“Yo he pensado siempre que las acciones de los hombres son las mejores intérpretes de su pensamiento”, escribió Locke, el filósofo más importante del empirismo inglés clásico. Ya no me sorprende encontrar que las conclusiones a las que yo mismo he llegado a lo largo de la vida han sido ya planteadas por hombres de otros siglos. He arribado tarde a mi época y me doy cuenta de que soy un hombre del siglo XVIII. J.G. Herder (1744-1803) estaría en desacuerdo conmigo y me diría que todas las épocas y culturas son distintas y que una comparación o consideración de esa altura —creerme un hombre del siglo XVIII— resulta una tontería. “Así como cada esfera posee su centro de gravedad, cada nación tiene su centro de felicidad en sí misma” (Herder). En una era de globalización artera y de empresas sin arraigo una sentencia como la de Herder debe resultar inocente. Pese a ello no me parece inocuo rescatar la diferencia. En México, por ejemplo, hay un país que reconstruir, una cultura que fundamentar, una sociedad que entrelazar, y algo así implica un trabajo de crítica colosal donde a fin de cuentas las acciones se tornan las mejores intérpretes del pensamiento crítico de una persona. ¿Qué puede importarme lo que usted piense mientras sus acciones me atropellen y conviertan mi vida en un suplicio? Nada, puede llevarse sus teorías a otra parte, puesto que lo que requerimos son acciones buenas, es decir que hagan el bien a su alrededor. Y si este alrededor se llama o constituye como país, entonces mis palabras no parecen tan obstinadas y retóricas.

Ya he aludido a la insistencia de Bernhard en su novela Helada, de que “el mundo es una disminución progresiva de la luz”. Bernhard —como lo expone W.G. Sebald en Pútrida patria– sabe que una vuelta a la naturaleza, a “esa casa de locos aún mayor que la sociedad” es imposible y no significa un remedio para el deterioro de una comunidad que se va apagando, que se devora a sí misma, hostil, estúpida e incapaz de resolver sus problemas. ¿Cuánto ingenuo anda por allí dizque remediando el mundo y ya de antemano su sola presencia y sus acciones lo deterioran, lo vuelven inhabitable? Así, el pesimismo acerca de la bienaventuranza social, la vuelta a estados de salud y cultura primigenios, el retorno a un ideal de naturaleza restaurador se revela como una pantomima. Tenemos, como individuos que viven en grupos, dos caminos troncales o importantes en nuestro horizonte, y una miríada de pequeños senderos alternativos. Tomar el camino de la oscuridad y el pesimismo, y buscar que nuestras crítica y acciones nos permitan sobrevivir en un caos que nosotros no creamos; o intentar reconstruir un país, una sociedad a la que podamos nombrar “casa”, “naturaleza”, “vecindario”, y entonces sí encontrar el centro de gravedad de lo que sería una felicidad o bienestar propios y adecuados a una cultura propia. El resto, los minúsculos senderos por donde transitar, ya los construirá cada quien en las márgenes o la periferia de los grandes sueños.
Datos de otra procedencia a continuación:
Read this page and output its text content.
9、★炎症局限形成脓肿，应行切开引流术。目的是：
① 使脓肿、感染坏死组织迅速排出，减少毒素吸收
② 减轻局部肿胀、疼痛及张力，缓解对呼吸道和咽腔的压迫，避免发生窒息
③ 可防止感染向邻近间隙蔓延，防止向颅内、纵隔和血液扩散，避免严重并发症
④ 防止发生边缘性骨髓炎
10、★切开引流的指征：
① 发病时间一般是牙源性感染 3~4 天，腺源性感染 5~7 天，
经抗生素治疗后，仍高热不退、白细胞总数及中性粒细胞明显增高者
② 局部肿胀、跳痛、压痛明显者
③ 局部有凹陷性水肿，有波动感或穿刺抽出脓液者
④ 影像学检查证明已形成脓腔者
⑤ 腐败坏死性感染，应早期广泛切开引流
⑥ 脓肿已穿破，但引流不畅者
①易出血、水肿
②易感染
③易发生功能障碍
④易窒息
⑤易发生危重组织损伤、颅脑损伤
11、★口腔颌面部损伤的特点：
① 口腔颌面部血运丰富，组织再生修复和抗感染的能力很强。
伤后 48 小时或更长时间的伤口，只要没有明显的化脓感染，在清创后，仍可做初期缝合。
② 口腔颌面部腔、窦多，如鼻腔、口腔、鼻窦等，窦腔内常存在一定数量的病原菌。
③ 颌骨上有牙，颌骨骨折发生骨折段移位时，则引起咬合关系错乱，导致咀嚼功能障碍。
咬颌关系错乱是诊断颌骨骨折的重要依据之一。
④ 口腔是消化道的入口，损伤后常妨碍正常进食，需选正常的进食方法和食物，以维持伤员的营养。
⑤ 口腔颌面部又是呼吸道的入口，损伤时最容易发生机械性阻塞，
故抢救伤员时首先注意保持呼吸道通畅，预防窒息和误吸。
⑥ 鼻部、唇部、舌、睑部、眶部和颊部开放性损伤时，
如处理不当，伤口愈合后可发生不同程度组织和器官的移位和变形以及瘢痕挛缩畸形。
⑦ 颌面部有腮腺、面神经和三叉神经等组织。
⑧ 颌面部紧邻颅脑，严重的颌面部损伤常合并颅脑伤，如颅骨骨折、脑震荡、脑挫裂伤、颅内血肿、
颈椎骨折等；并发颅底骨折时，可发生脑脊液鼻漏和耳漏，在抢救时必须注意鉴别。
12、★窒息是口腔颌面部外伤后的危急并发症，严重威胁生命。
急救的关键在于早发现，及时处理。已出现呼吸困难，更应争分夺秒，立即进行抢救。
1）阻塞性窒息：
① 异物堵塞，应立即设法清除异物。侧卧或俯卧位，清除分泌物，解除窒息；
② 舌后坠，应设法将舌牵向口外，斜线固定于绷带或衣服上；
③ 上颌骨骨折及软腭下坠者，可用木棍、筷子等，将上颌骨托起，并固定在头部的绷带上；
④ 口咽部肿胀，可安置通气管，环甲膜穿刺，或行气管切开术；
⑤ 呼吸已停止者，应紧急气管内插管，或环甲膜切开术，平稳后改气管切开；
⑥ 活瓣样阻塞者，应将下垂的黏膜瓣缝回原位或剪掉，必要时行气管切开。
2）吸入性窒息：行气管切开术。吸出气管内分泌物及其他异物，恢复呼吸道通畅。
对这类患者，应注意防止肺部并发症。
La célebre frase de Stalin, de que “los escritores son los ingenieros del alma”, como lo muestra Martin Amis en Koba el temible, era jactanciosa y contradictoria, puesto que el régimen de un tirano de esa envergadura no podría, y no lo hizo, soportar el talento creativo y subjetivo de tales escritores. El talento de los artistas tendría que ser el dolor de cabeza, y más, para cualquier político o funcionario autoritario. Los artistas y escritores sin talento son ideales para esta clase de regímenes. Yo, que me encuentro tan lejos de la política y de dios, ya he elegido un camino. Y, no obstante, creo que es conveniente —en asuntos sociales— ejercer la crítica profunda y amable de las instituciones, del Presidente y de los funcionarios públicos, someterlos a una reflexión profunda y hacerles saber nuestro descontento o aplauso. Esta es la mejor manera de apoyarlos. Si son buenos gobernantes tolerarán esa crítica como un bien e incluso la exigirán. Hay un país que reconstruir y una casa a la que añadirle un tejado antes de que se inunde de más excremento y basura. Son las acciones —la pala y la carretilla— las necesarias para estos días en que la frase de Bernhard nos recuerda que la luz va languideciendo y que cualquier hombre que viva el futuro ya como una tragedia está perdido para la sociedad. Que el romanticismo o el exilio lo acompañe.